Calcein release was studied using the dialysis method24. Liposomes containing equivalent amounts of 2 mM calcein were inserted into the Spectra Por® 7 dialysis membrane with a MWCO of 3500 Da. PBS pH 7.4 was used as the release medium with an agitation speed of 400 rpm at 37 °C., Sampling was subsequently conducted after 0.5, 1, 2, 4, 8, 12, 24, and 48 h, with each sample replaced with the same volume of PBS pH 7.4, heated at 37 °C. The cumulative amount of calcein released from liposomes was determined using a GloMax®-Multi + Detection System (Promega) in the fluorescence mode at λex = 490 nm and λem = 530 nm54.

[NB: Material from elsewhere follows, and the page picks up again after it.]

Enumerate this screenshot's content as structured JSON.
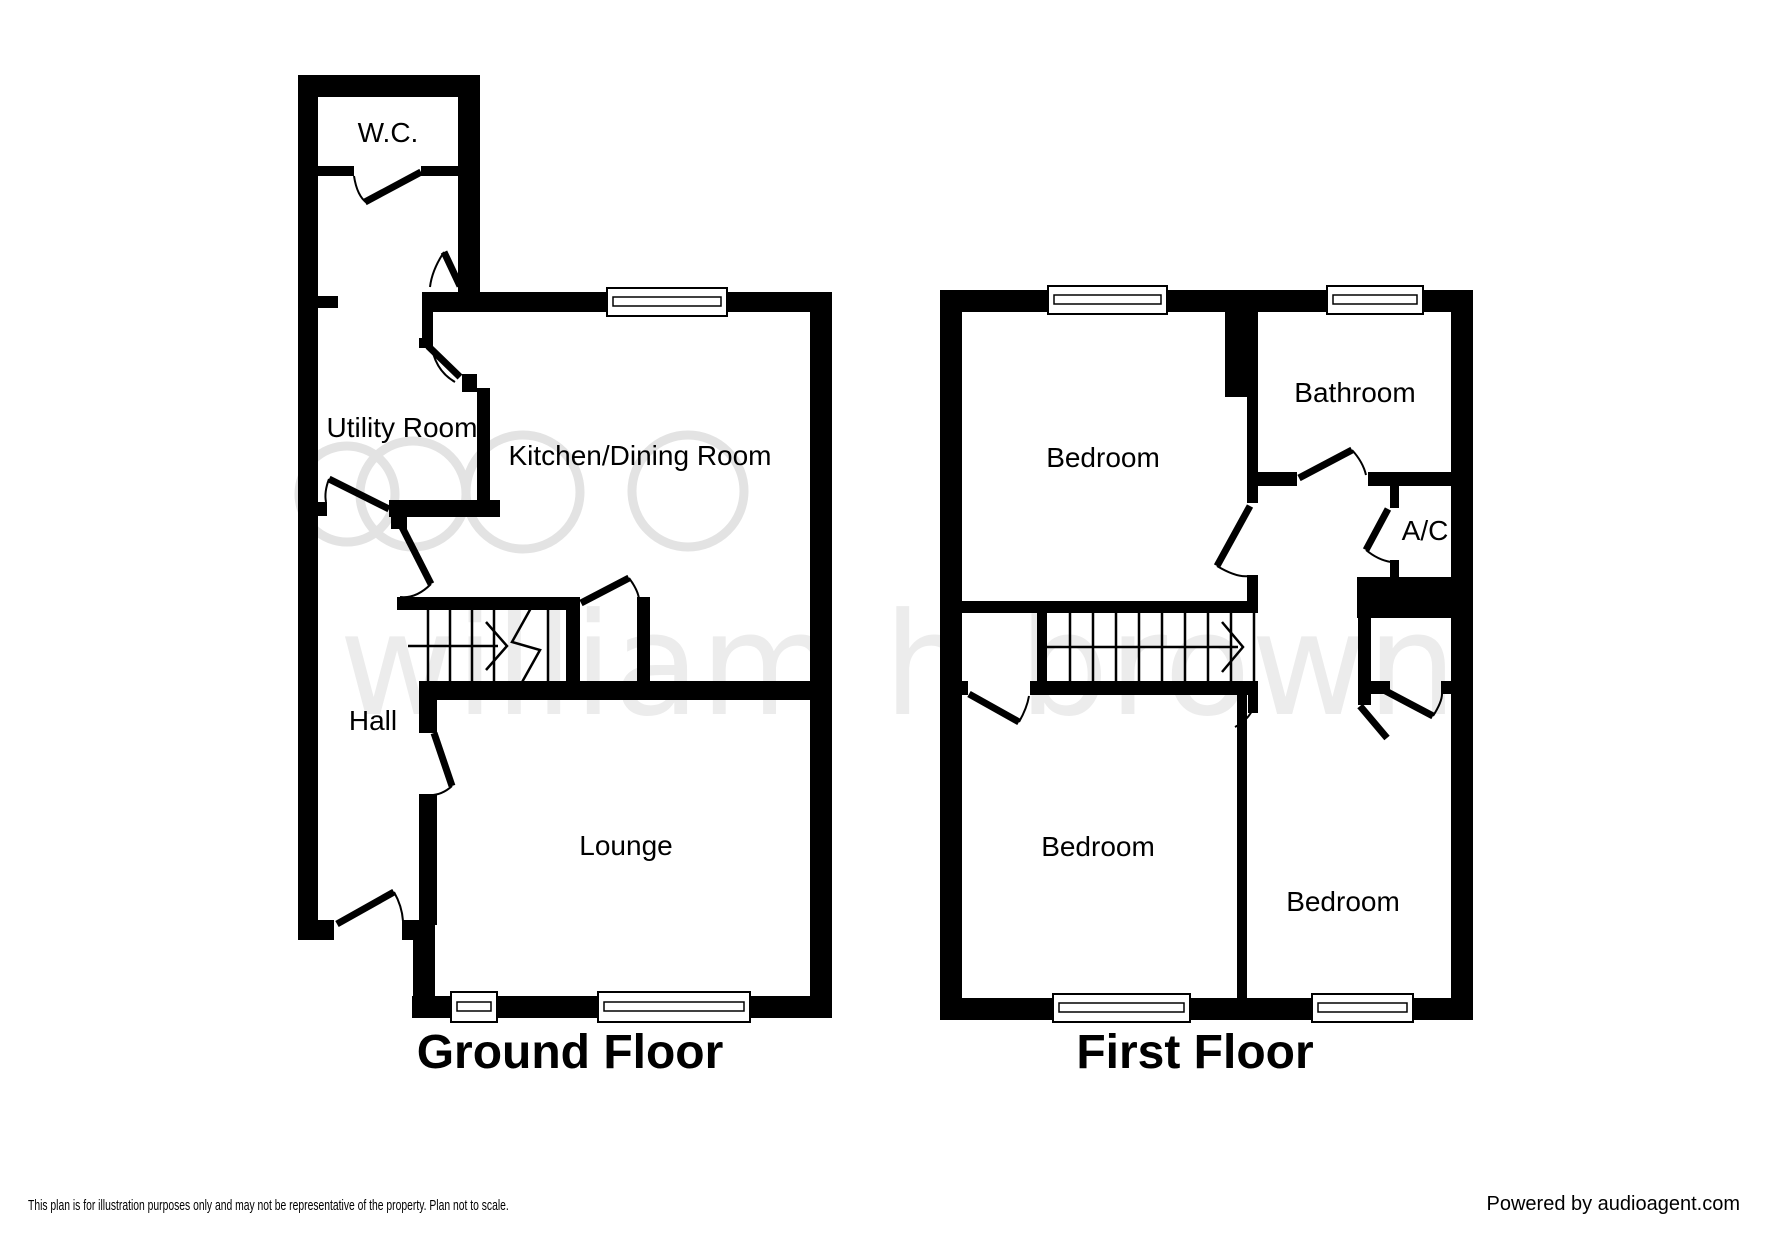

Because of medium dilution during the release test procedure, the quantified amount of calcein was corrected using the dilution factor contained in Eq. (3), as follows55:

$$Cn = C^{\prime}n + \frac{a}{b}\mathop \sum \limits_{i = 1}^{n - 1} Cs$$
(3)

Description: Cn: measured percent drug release at time point n after correction; C′n: measured percent drug release at time point n before correction; Cs: measured percent drug release at time point n − 1; a: volume of the obtained sample (ml); b: volume of released medium (ml).

Statistical analysis

All data were obtained from three replicates and presented as the mean ± SD. In addition, differences were further analyzed using one-way analysis of variance followed by the least significant difference test. Significance was indicated by p < 0.05.

Ethical conduct of research statement

This article does not contain any studies with human and animal subjects performed by any of the authors.